New Book · July 2026

AI-Assisted Cinema

How Artificial Intelligence Is Changing Film Production.

A book by Alexander Kiesel, film producer, director, and founder of Periti Studios. Written from inside a small independent studio, for anyone who wants a straight description of what these tools change and what they leave alone.

Cover of AI-Assisted Cinema by Alexander Kiesel

Author

Alexander Kiesel

Format

Kindle eBook

Published

July 2, 2026

Language

English

ASIN

B0H79G3385

Publisher

Independently published

About the Book

The new machine room behind the screen.

AI-Assisted Cinema is a short, practical book about what actually changes when artificial intelligence enters a film production pipeline. It follows the work in the order the work happens: script development, previsualization, 2.5D animation, editing, VFX, sound, then the marketing that carries a finished project out into the world.

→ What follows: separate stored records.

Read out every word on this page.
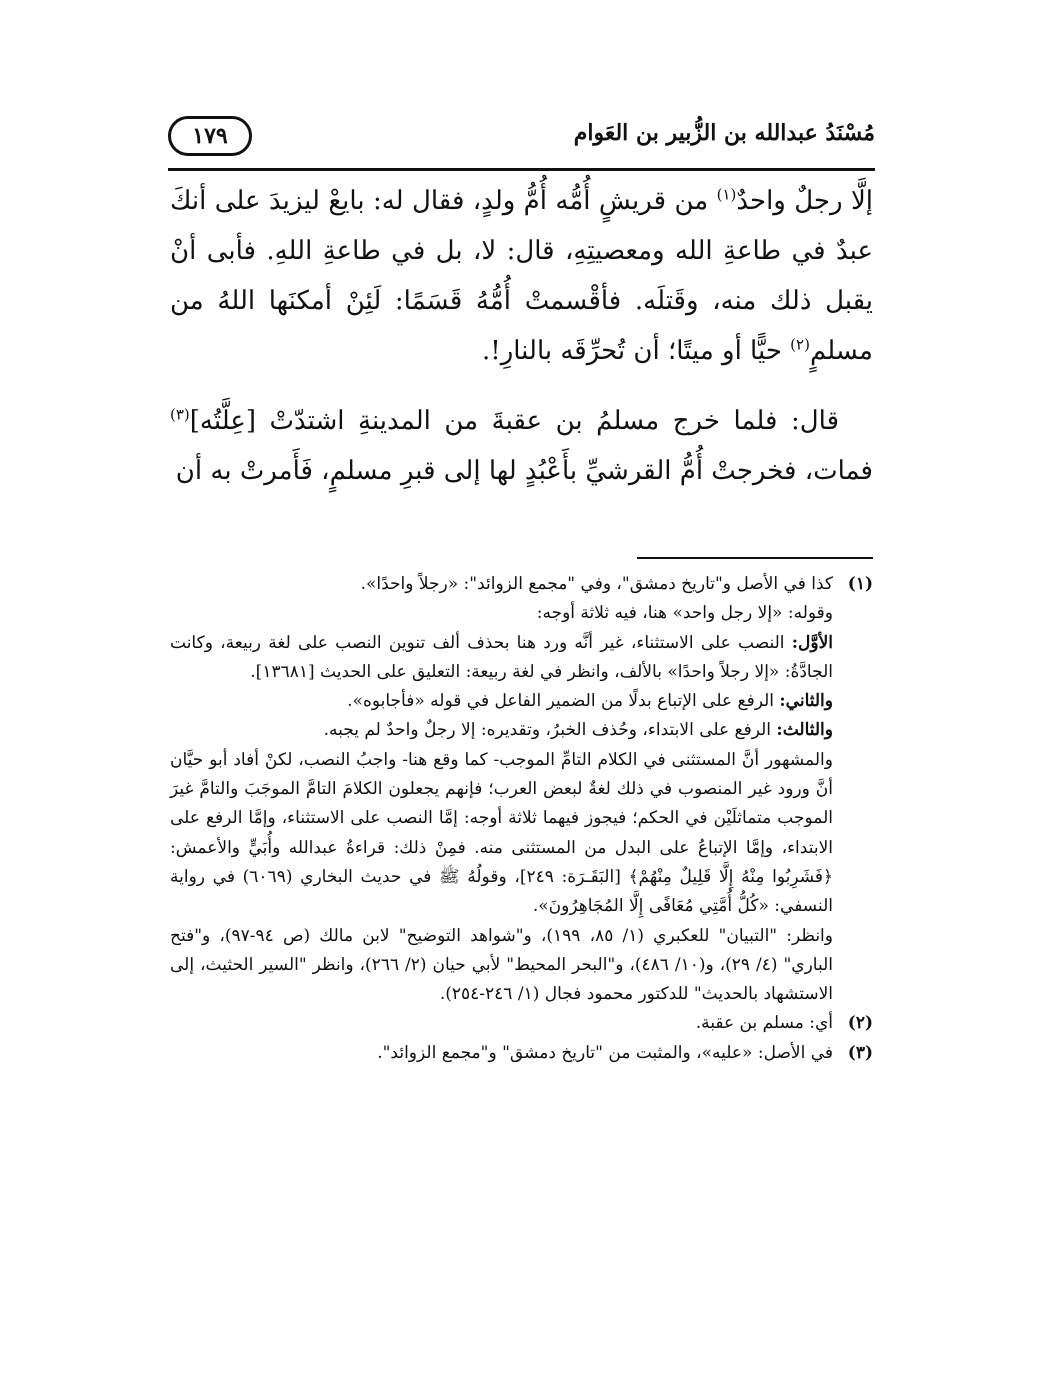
مُسْنَدُ عبدالله بن الزُّبير بن العَوام
١٧٩

إلَّا رجلٌ واحدٌ$^{(١)}$ من قريشٍ أُمُّه أُمُّ ولدٍ، فقال له: بايعْ ليزيدَ على أنكَ عبدٌ في طاعةِ الله ومعصيتِهِ، قال: لا، بل في طاعةِ اللهِ. فأبى أنْ يقبل ذلك منه، وقَتلَه. فأقْسمتْ أُمُّهُ قَسَمًا: لَئِنْ أمكنَها اللهُ من مسلمٍ$^{(٢)}$ حيًّا أو ميتًا؛ أن تُحرِّقَه بالنارِ!.

قال: فلما خرج مسلمُ بن عقبةَ من المدينةِ اشتدّتْ [عِلَّتُه]$^{(٣)}$ فمات، فخرجتْ أُمُّ القرشيِّ بأَعْبُدٍ لها إلى قبرِ مسلمٍ، فَأَمرتْ به أن

(١)

كذا في الأصل و"تاريخ دمشق"، وفي "مجمع الزوائد": «رجلاً واحدًا».

وقوله: «إلا رجل واحد» هنا، فيه ثلاثة أوجه:

الأوَّل: النصب على الاستثناء، غير أنَّه ورد هنا بحذف ألف تنوين النصب على لغة ربيعة، وكانت الجادَّةُ: «إلا رجلاً واحدًا» بالألف، وانظر في لغة ربيعة: التعليق على الحديث [١٣٦٨١].

والثاني: الرفع على الإتباع بدلًا من الضمير الفاعل في قوله «فأجابوه».

والثالث: الرفع على الابتداء، وحُذف الخبرُ، وتقديره: إلا رجلٌ واحدٌ لم يجبه.

والمشهور أنَّ المستثنى في الكلام التامِّ الموجب- كما وقع هنا- واجبُ النصب، لكنْ أفاد أبو حيَّان أنَّ ورود غير المنصوب في ذلك لغةٌ لبعض العرب؛ فإنهم يجعلون الكلامَ التامَّ الموجَبَ والتامَّ غيرَ الموجب متماثلَيْن في الحكم؛ فيجوز فيهما ثلاثة أوجه: إمَّا النصب على الاستثناء، وإمَّا الرفع على الابتداء، وإمَّا الإتباعُ على البدل من المستثنى منه. فمِنْ ذلك: قراءةُ عبدالله وأُبَيٍّ والأعمش: ﴿فَشَرِبُوا مِنْهُ إِلَّا قَلِيلٌ مِنْهُمْ﴾ [البَقَـرَة: ٢٤٩]، وقولُهُ ﷺ في حديث البخاري (٦٠٦٩) في رواية النسفي: «كُلُّ أُمَّتِي مُعَافًى إِلَّا المُجَاهِرُونَ».

وانظر: "التبيان" للعكبري (١/ ٨٥، ١٩٩)، و"شواهد التوضيح" لابن مالك (ص ٩٤-٩٧)، و"فتح الباري" (٤/ ٢٩)، و(١٠/ ٤٨٦)، و"البحر المحيط" لأبي حيان (٢/ ٢٦٦)، وانظر "السير الحثيث، إلى الاستشهاد بالحديث" للدكتور محمود فجال (١/ ٢٤٦-٢٥٤).

(٢)

أي: مسلم بن عقبة.

(٣)

في الأصل: «عليه»، والمثبت من "تاريخ دمشق" و"مجمع الزوائد".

The argument is simple. AI does not replace the person making the film. What it changes is the loop around that person. Ideas get tested sooner, visual worlds take shape before large budgets are committed, and a small studio can show a collaborator what a project feels like while it is still cheap to be wrong.

It also spends real time on the uncomfortable parts. Credit and consent. What happens to taste when generation costs almost nothing. Why the filmmaker remains the author even when a machine sits inside the workflow.

I wrote it for filmmakers, producers, creative directors, and digital storytellers who keep hearing that everything is changing and want to know how, specifically, without the hype.

Why I Wrote It

Every claim had to survive actual production.

Most of what is in the book I learned the slow way, by shipping things. The Still Motion series taught me what 2.5D animation tools will and will not hold. Periti Combat taught me consistency across dozens of shots. The Hollywood Is Cooked essay started the argument. The book is where I finish it properly.

I run a small independent studio in Cyprus. Nobody hands us a pipeline or a budget line for experiments, so if a chapter says a tool saves time, that is because it saved me time on a real project with a real deadline.